Claire Stevenson
NIAS-Lorentz Team Group Fellow
Project title
Tracing Analogical Reasoning Development in Children and AI-models
Research question
How can insights from the developmental stages of children’s analogical reasoning be used to guide and improve the Abstraction, Broad Generalization, and Composition processes in AI models?
Project description
Claire Stevenson observes that, while analogical reasoning has been widely studied in human development and is only just beginning to emerge in large language models (LLMs), little is known about how AI acquires this skill.
Her research explores the development of analogical reasoning in both children and AI, as illustrated by puzzles such as “horse is to stable as chicken is to …?” She focuses particularly on the shift from associative thinking—for instance, “chicken–egg”—to relational reasoning, such as understanding “lives in.”

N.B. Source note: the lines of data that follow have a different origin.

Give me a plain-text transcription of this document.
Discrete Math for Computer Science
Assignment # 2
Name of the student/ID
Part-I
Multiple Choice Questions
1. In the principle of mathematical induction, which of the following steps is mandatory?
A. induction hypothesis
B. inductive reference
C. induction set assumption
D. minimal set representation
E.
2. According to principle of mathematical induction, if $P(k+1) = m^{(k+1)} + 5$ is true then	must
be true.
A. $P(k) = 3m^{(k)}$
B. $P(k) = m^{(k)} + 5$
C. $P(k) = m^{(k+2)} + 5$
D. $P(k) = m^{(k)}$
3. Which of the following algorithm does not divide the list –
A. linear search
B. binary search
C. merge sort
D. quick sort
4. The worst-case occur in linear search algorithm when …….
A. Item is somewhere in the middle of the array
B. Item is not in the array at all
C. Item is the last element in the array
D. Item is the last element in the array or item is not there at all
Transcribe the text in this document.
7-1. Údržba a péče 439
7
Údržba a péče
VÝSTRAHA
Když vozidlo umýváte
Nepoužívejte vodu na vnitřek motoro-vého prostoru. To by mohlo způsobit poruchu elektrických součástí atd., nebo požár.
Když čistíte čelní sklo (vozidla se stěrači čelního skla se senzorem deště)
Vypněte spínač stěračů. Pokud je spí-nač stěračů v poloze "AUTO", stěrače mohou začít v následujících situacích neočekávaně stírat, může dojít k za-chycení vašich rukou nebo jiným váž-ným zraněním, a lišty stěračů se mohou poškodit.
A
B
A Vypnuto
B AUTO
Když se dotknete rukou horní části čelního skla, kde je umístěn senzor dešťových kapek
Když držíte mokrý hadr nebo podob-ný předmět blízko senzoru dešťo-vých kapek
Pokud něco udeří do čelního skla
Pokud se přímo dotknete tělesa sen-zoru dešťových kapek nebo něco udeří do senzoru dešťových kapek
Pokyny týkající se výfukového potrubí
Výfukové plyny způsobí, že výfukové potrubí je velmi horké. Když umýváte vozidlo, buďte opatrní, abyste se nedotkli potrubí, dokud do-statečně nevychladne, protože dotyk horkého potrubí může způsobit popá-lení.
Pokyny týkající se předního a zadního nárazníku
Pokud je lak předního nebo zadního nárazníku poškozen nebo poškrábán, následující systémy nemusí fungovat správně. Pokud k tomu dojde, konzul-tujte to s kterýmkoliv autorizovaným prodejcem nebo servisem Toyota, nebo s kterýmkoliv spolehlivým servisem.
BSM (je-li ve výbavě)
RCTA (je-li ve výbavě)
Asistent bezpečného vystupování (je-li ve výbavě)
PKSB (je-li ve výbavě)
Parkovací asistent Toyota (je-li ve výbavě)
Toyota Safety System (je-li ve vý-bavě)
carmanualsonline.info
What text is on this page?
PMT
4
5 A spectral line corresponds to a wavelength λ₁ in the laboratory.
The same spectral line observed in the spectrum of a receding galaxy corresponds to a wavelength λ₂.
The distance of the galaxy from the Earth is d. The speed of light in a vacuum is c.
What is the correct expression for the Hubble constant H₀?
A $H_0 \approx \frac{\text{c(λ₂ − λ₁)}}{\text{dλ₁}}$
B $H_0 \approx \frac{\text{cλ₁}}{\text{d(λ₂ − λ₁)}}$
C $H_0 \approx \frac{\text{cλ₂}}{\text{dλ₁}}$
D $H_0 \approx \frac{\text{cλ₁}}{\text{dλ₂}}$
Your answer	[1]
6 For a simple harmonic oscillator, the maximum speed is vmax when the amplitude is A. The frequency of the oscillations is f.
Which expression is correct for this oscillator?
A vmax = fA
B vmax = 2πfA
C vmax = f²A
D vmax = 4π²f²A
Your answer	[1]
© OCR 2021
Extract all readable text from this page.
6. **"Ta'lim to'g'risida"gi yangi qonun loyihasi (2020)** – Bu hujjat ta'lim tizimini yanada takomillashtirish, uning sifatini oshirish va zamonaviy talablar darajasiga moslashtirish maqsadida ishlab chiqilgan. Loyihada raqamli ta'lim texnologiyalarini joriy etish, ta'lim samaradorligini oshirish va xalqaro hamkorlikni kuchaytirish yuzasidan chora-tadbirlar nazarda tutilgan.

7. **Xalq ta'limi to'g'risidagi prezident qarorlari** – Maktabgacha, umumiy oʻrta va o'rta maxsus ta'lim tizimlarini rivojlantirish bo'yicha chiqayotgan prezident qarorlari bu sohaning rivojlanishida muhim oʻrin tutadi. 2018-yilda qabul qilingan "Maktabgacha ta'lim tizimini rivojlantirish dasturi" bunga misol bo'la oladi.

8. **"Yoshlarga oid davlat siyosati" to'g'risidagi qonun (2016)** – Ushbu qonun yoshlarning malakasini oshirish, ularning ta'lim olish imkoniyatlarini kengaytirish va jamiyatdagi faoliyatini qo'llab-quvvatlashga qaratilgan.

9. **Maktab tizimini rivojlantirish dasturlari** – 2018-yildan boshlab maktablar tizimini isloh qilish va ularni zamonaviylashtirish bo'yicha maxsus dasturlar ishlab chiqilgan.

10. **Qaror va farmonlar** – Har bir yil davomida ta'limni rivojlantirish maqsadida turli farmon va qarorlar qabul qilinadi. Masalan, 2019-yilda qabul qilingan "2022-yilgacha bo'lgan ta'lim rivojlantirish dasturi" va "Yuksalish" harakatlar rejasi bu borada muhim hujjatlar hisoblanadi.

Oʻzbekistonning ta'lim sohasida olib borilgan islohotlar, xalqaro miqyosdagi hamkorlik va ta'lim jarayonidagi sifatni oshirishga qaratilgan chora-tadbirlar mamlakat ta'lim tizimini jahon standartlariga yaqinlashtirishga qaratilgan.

Whereas children typically make this transition between the ages of four and eight, AI models tend to exhibit early associative patterns but encounter difficulties with abstraction, generalisation, and compositional thinking.
By charting these developmental stages and comparing the trajectories of humans and machines, her study aims to both enhance AI reasoning and clarify whether models truly reason or merely reproduce associations and memorised patterns.
Selected publications
- E. Stevenson and M. Hickendorff. Learning to solve figural matrix analogies: The paths children take. Learning and Individual Differences, 66:16-28, 2018.
- Johnson, M. ter Veen, R. Choenni, H.L.J. van der Maas, E. Shutova, and C. E. Stevenson. 2025. Do large language models solve verbal analogies like children do?. In Proceedings of the 29th Conference on Computational Natural Language Learning, pages 627–639, Vienna, Austria. Association for Computational Linguistics.
- C. E Stevenson, C. E Bergwerff, W. J. Heiser, and W. C. M. Resing. Working memory and dynamic measures of analogical reasoning as predictors of children’s math and reading achievement. Infant and Child Development, 23(1):51–66, 2014.
- C. E Stevenson. Role of working memory and strategy-use in feedback effects on children’s progression in analogy solving: An explanatory item response theory account. International Journal of Artificial Intelligence in Education, 27(3):393–418, 2017.
- H. L. J. Van Der Maas, K.-J. Kan, M. Marsman, and C. E. Stevenson. Network models for cognitive development and intelligence. Journal of Intelligence, 5(2):16, 2017.